Less happy times
The Irish Times carried a piece to mark the 50th anniversary of the Fethard-on-Sea boycott.
It made me ponder what ministry fifty years ago was like.
The Rector of a parish in rural Ireland would have led a fairly frugal existence. A good suit for Sundays and an older one for weekdays, perhaps a sports jacket and trousers to add variety; a black stock and starched white linen clerical collar underneath the jacket. Casual clothes were a luxury, time off would have spent in the clothes that were no longer for good wear.
Rectories were Victorian, too big for a salary of a few hundred pounds a year. No more than a couple of rooms could be heated with meagre coal fires. Draughts penetrated every window frame and doorway; if electricity had reached the parish, it would have been used sparingly, it would be one more bill that there would be a struggle to pay.
The Rector’s wife was expected to have time for the great and the good, to attend morning coffee and afternoon tea, but constantly made to feel that she was there under sufferance, that she had been invited because they felt it was the right thing to do. Dublin-dressed ladies would have looked down on her home sewn outfits; they would have regarded her appearance as dowdy and would have noticed her worn shoes.
Being a member of a Rectory family was fairly bleak. There was never money for anything. Boarding school education was possible through the bequest of people long dead and through Protestant charities, but the education only exacerbated a sense of isolation, when others talked of all they had and all they did, the Rectory child had no hope of joining the conversation.
Churches were often in poor repair, the dwindling numbers unable to maintain the fabric. The exodus of much of the Protestant population in 1922 followed by decades of economic depression left little money in any parish. The Rector was expected to somehow keep everything going, even when no-one could suggest how this might be possible.

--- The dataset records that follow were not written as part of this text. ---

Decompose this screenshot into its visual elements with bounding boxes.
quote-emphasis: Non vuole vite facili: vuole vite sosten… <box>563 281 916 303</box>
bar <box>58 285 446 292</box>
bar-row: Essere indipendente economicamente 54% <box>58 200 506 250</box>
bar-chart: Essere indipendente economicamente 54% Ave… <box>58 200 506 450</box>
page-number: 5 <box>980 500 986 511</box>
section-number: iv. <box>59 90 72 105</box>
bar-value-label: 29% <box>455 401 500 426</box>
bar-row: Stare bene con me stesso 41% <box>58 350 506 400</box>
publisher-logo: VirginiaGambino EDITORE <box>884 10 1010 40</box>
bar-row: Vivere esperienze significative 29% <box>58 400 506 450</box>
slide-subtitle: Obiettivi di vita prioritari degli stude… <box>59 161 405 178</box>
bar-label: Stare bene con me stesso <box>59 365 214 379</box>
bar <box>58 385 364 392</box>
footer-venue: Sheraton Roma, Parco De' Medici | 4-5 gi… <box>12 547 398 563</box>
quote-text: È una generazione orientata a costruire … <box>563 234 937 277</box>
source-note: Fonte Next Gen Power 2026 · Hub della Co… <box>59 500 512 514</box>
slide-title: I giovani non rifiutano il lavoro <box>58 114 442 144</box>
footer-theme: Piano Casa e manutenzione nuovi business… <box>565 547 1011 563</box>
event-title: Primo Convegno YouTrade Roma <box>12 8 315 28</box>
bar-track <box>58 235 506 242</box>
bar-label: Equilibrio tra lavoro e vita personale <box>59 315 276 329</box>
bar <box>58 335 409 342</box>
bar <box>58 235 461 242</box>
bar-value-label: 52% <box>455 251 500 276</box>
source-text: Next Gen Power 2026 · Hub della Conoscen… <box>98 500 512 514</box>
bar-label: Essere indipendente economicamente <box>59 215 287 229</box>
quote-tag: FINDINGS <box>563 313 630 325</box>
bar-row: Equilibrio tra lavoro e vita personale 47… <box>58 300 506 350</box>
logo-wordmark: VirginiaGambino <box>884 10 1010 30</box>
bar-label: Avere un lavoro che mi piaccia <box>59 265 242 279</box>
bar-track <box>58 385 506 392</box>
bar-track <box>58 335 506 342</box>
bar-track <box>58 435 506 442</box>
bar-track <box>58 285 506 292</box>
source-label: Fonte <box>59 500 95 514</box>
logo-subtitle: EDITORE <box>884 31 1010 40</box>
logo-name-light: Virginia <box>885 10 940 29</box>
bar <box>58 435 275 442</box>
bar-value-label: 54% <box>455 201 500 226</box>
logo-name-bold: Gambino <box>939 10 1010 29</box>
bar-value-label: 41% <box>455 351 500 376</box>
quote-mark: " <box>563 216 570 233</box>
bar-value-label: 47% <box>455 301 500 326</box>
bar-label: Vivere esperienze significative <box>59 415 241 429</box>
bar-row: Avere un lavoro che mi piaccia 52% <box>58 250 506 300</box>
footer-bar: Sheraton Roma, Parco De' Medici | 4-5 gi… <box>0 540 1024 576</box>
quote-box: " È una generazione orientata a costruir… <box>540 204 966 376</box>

Yet in the midst of the bad things, ministry was easier. People came to church, they said their prayers, they still believed in the God to whom they prayed at Morning Prayer each Sunday morning. Many of those who sat in the pews Sunday by Sunday needed no Prayer Book; they knew the 16th Century prose of Thomas Cranmer off by heart.
Fifty years ago, we had not lost our soul.
I am going to France in August; after Christmas, I am going skiing for a week with friends; things unimaginable for my counterparts half a century ago. Yet there are moments when I sometimes wish that I was driving an Austin A30 on potholed roads to conduct a morning service for a dozen ageing people.
But then, the people who shaped my picture of fifty years ago would tell me that none of them would wish to return to such times.